Book Review: The Kite Runner
Title : The Kite Runner
Author : Khalled Hosseini
Publisher : Riverhead Books (2004)
Language : English
Pages : 371
Two days, I’ve been weeping all night, alone in my room, as I finally reached the climax of the novel I’ve been trying to read for the whole month. The whole month I spent reading halfway of the book, but it only took me TWO DAYS to finish the rest. I guess since it was already the end of my 2nd semester, and that I didn’t have other businesses to finish, and the fact that the story just got even more interesting and I can’t keep myself off the book, that I finally managed to finish the book just in time before the holidays. Those two days finishing the book somehow had given me a lot of impact, psychologically, and emotionally. The characters, the plots, the tragedies, had dragged me in so deep, as if I was involved as a third party, witnessing everything that happened, all thanks to Hosseini’s beautifully written words. Even after I finished the book, I have been contemplating a lot about the events in this book, the messages that this book is trying to carry, which is why I decided to give an appreciation to this book by writing a review about it.
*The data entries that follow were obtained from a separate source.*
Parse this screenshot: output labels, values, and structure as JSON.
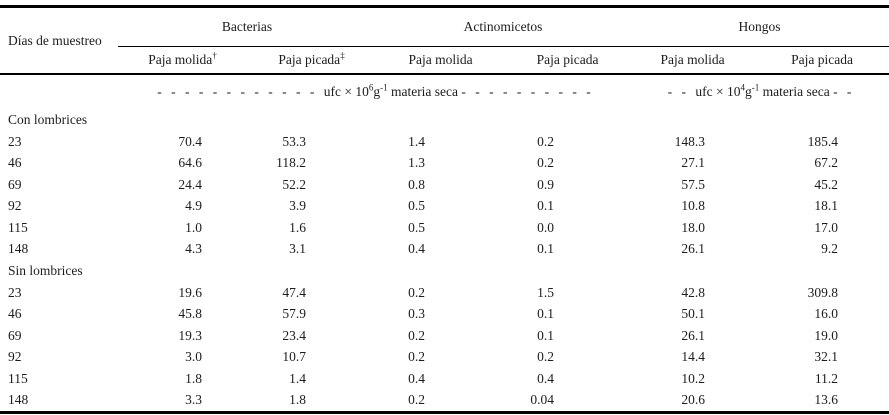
{
  "table": {
    "row_header_label": "Días de muestreo",
    "groups": [
      {
        "label": "Bacterias",
        "subcols": [
          {
            "label": "Paja molida",
            "sup": "†"
          },
          {
            "label": "Paja picada",
            "sup": "‡"
          }
        ]
      },
      {
        "label": "Actinomicetos",
        "subcols": [
          {
            "label": "Paja molida",
            "sup": ""
          },
          {
            "label": "Paja picada",
            "sup": ""
          }
        ]
      },
      {
        "label": "Hongos",
        "subcols": [
          {
            "label": "Paja molida",
            "sup": ""
          },
          {
            "label": "Paja picada",
            "sup": ""
          }
        ]
      }
    ],
    "units": [
      {
        "dashes_left": "- - - - - - - - - - - - ",
        "base": "ufc × 10",
        "exp": "6",
        "g": "g",
        "gexp": "-1",
        "rest": " materia seca ",
        "dashes_right": "- - - - - - - - - -"
      },
      {
        "dashes_left": "- - ",
        "base": "ufc × 10",
        "exp": "4",
        "g": "g",
        "gexp": "-1",
        "rest": " materia seca ",
        "dashes_right": "- -"
      }
    ],
    "sections": [
      {
        "label": "Con lombrices",
        "rows": [
          {
            "day": "23",
            "values": [
              "70.4",
              "53.3",
              "1.4",
              "0.2",
              "148.3",
              "185.4"
            ]
          },
          {
            "day": "46",
            "values": [
              "64.6",
              "118.2",
              "1.3",
              "0.2",
              "27.1",
              "67.2"
            ]
          },
          {
            "day": "69",
            "values": [
              "24.4",
              "52.2",
              "0.8",
              "0.9",
              "57.5",
              "45.2"
            ]
          },
          {
            "day": "92",
            "values": [
              "4.9",
              "3.9",
              "0.5",
              "0.1",
              "10.8",
              "18.1"
            ]
          },
          {
            "day": "115",
            "values": [
              "1.0",
              "1.6",
              "0.5",
              "0.0",
              "18.0",
              "17.0"
            ]
          },
          {
            "day": "148",
            "values": [
              "4.3",
              "3.1",
              "0.4",
              "0.1",
              "26.1",
              "9.2"
            ]
          }
        ]
      },
      {
        "label": "Sin lombrices",
        "rows": [
          {
            "day": "23",
            "values": [
              "19.6",
              "47.4",
              "0.2",
              "1.5",
              "42.8",
              "309.8"
            ]
          },
          {
            "day": "46",
            "values": [
              "45.8",
              "57.9",
              "0.3",
              "0.1",
              "50.1",
              "16.0"
            ]
          },
          {
            "day": "69",
            "values": [
              "19.3",
              "23.4",
              "0.2",
              "0.1",
              "26.1",
              "19.0"
            ]
          },
          {
            "day": "92",
            "values": [
              "3.0",
              "10.7",
              "0.2",
              "0.2",
              "14.4",
              "32.1"
            ]
          },
          {
            "day": "115",
            "values": [
              "1.8",
              "1.4",
              "0.4",
              "0.4",
              "10.2",
              "11.2"
            ]
          },
          {
            "day": "148",
            "values": [
              "3.3",
              "1.8",
              "0.2",
              "0.04",
              "20.6",
              "13.6"
            ]
          }
        ]
      }
    ]
  }
}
“It may be unfair, but what happens in a few days, sometimes even a single day, can change the course of a whole lifetime…”
The catchphrase of the book that I believe pictures what the book is all about: Redemption. The tale of two Afghanistan boys, though from different races and different social level, being raised together under one household, shares a complicated brother-like bond, growing up together side by side. Everything was at place, until one fateful day, Amir’s cowardice had cause a great wound in between their relationship, and drives the two boys continent apart. The turn of events also marks the changes inside the country, when the invasion of the Russians started that had begun the collapse of the once prosperous and liberal country Afghanistan ever was. For years, Amir was haunted by his act of betrayal. No matter how hard he tried to burry all his memories, that guilt never left him, and one day he was given the chance to fix everything.
“I became what I am today at the age of twelve, on a frigid overcast day in the winter of 1975. I remember the precise moment, crouching behind a crumbling mud wall, peeking into the alley near the frozen creek… Looking back now, I realize I have been peeking into that deserted alley for the last twenty-six years.”
The book opens in Afghanistan during the 1970’s, at a time when the country was still in prosperity; at a time when the streets and the people of Kabul lived their life peacefully; at a time where you can hear the laughter of the children in Kabul, you can see them running around in the neighborhood, celebrating the winter festival, flying kites; at a time where war hasn’t enraged and religious extremism hasn’t ravaged the country. Believe it or not, those times existed. Growing up during these years was our narrator, Amir, whose mother had died giving birth to him, thus becoming the only child of his father, Toghfan Aga, a wealthy and a respected public figure in Kabul. With them were their faithful Hazara servants, Ali and his son Hassan.